Transparency International (TI) has published its Corruption Perception Index 2010 (CPI).
It ranks countries according to the perception of corruption in the public sector. The CPI is an aggregate indicator that combines different sources of information about corruption, making it possible to compare countries.
The 2010 CPI draws on different assessments and business opinion surveys carried out by independent and reputable institutions. It captures information about the administrative and political aspects of corruption.
The list includes 178 countries. The top ten countries where the situation with corruption is the worst include Somalia, Myanmar, Afganistan, Iraq, Uzbekistan, Turkmenistan, Sudan, Chad and Burundi.
Followed by Eritrea and preceded by Vietnam Armenia is the 123th in the list, while Azerbaijan is the 134th. Georgia is the 68th. Turkey is the 56th in the list.

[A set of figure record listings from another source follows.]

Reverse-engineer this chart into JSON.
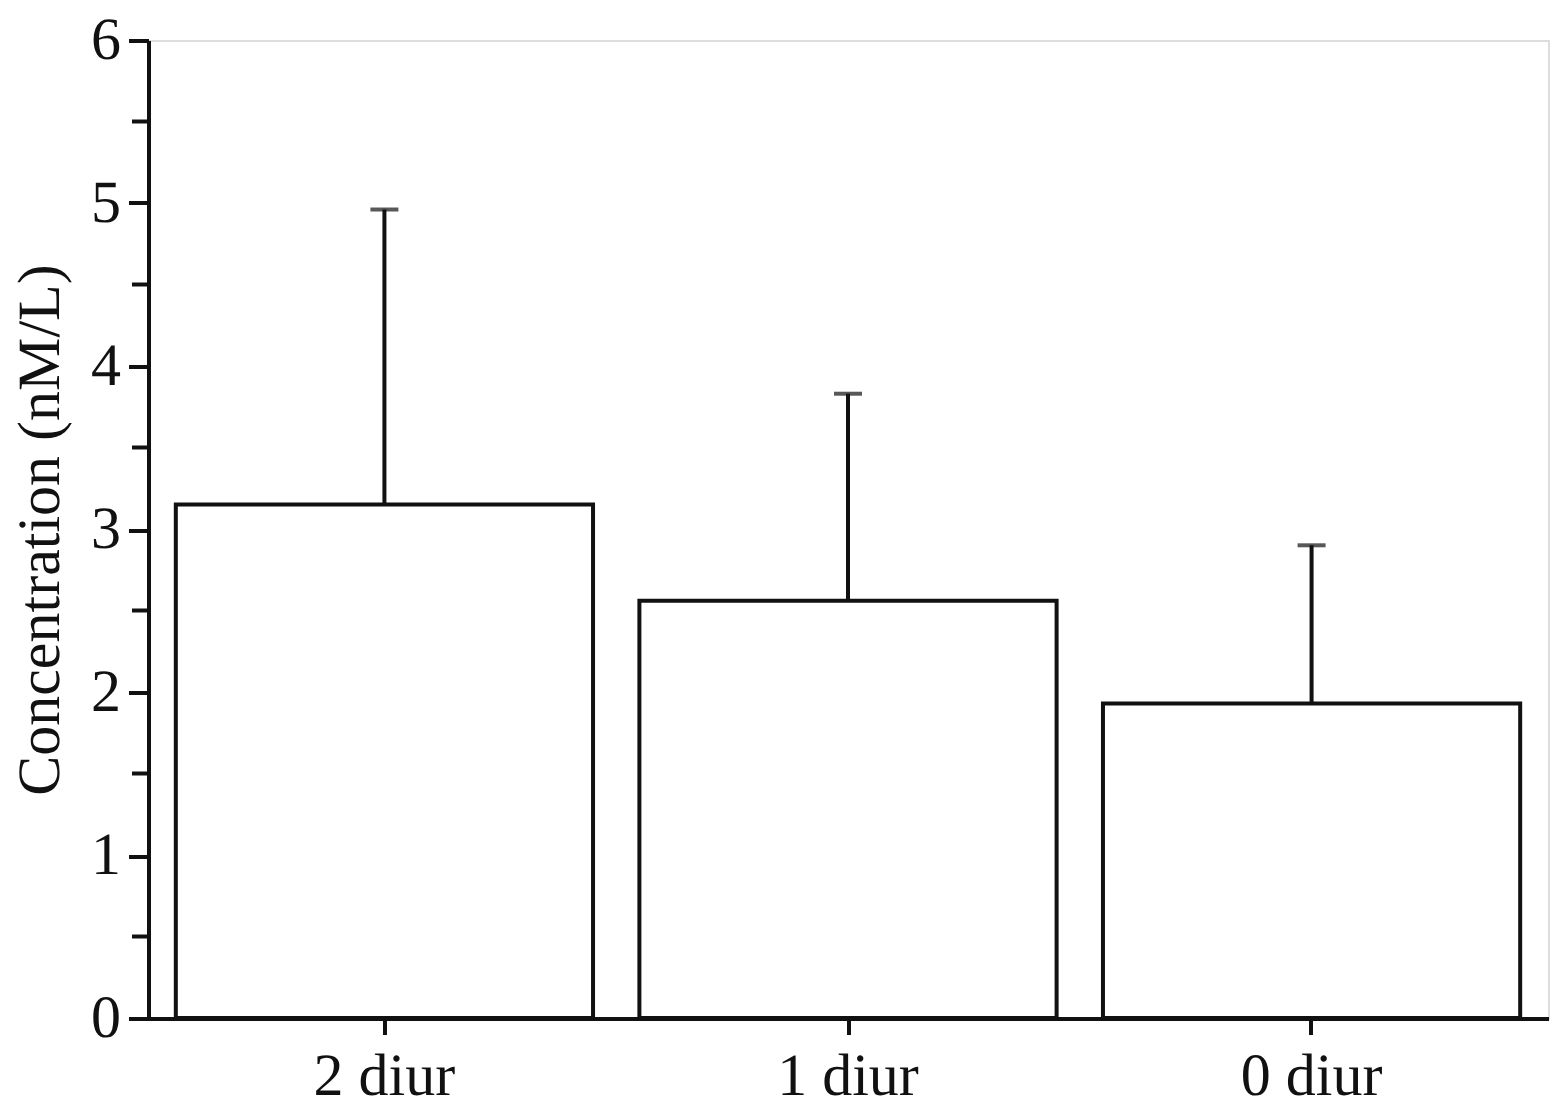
{
  "chart_data": {
    "type": "bar",
    "ylabel": "Concentration (nM/L)",
    "categories": [
      "2 diur",
      "1 diur",
      "0 diur"
    ],
    "values": [
      3.15,
      2.56,
      1.93
    ],
    "color": "#ffffff",
    "errors": [
      [
        3.15,
        4.96
      ],
      [
        2.56,
        3.83
      ],
      [
        1.93,
        2.9
      ]
    ],
    "ylim": [
      0,
      6
    ],
    "yticks": [
      0,
      {
        "value": 0.5,
        "label": null
      },
      1,
      {
        "value": 1.5,
        "label": null
      },
      2,
      {
        "value": 2.5,
        "label": null
      },
      3,
      {
        "value": 3.5,
        "label": null
      },
      4,
      {
        "value": 4.5,
        "label": null
      },
      5,
      {
        "value": 5.5,
        "label": null
      },
      6
    ],
    "grid": false
  }
}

In 2009 Armenia was the 120th.
The world’s less corrupted country is Denmark followed by New Zealand, Singapore, Finland, Sweden, Canada, Netherland, Australia, Switzerland and Norway.
The surveys and assessments by TI used to compile the index include questions relating to bribery of public officials, kickbacks in public procurement, embezzlement of public funds, and questions that probe the strength and effectiveness of public sector anti-corruption efforts.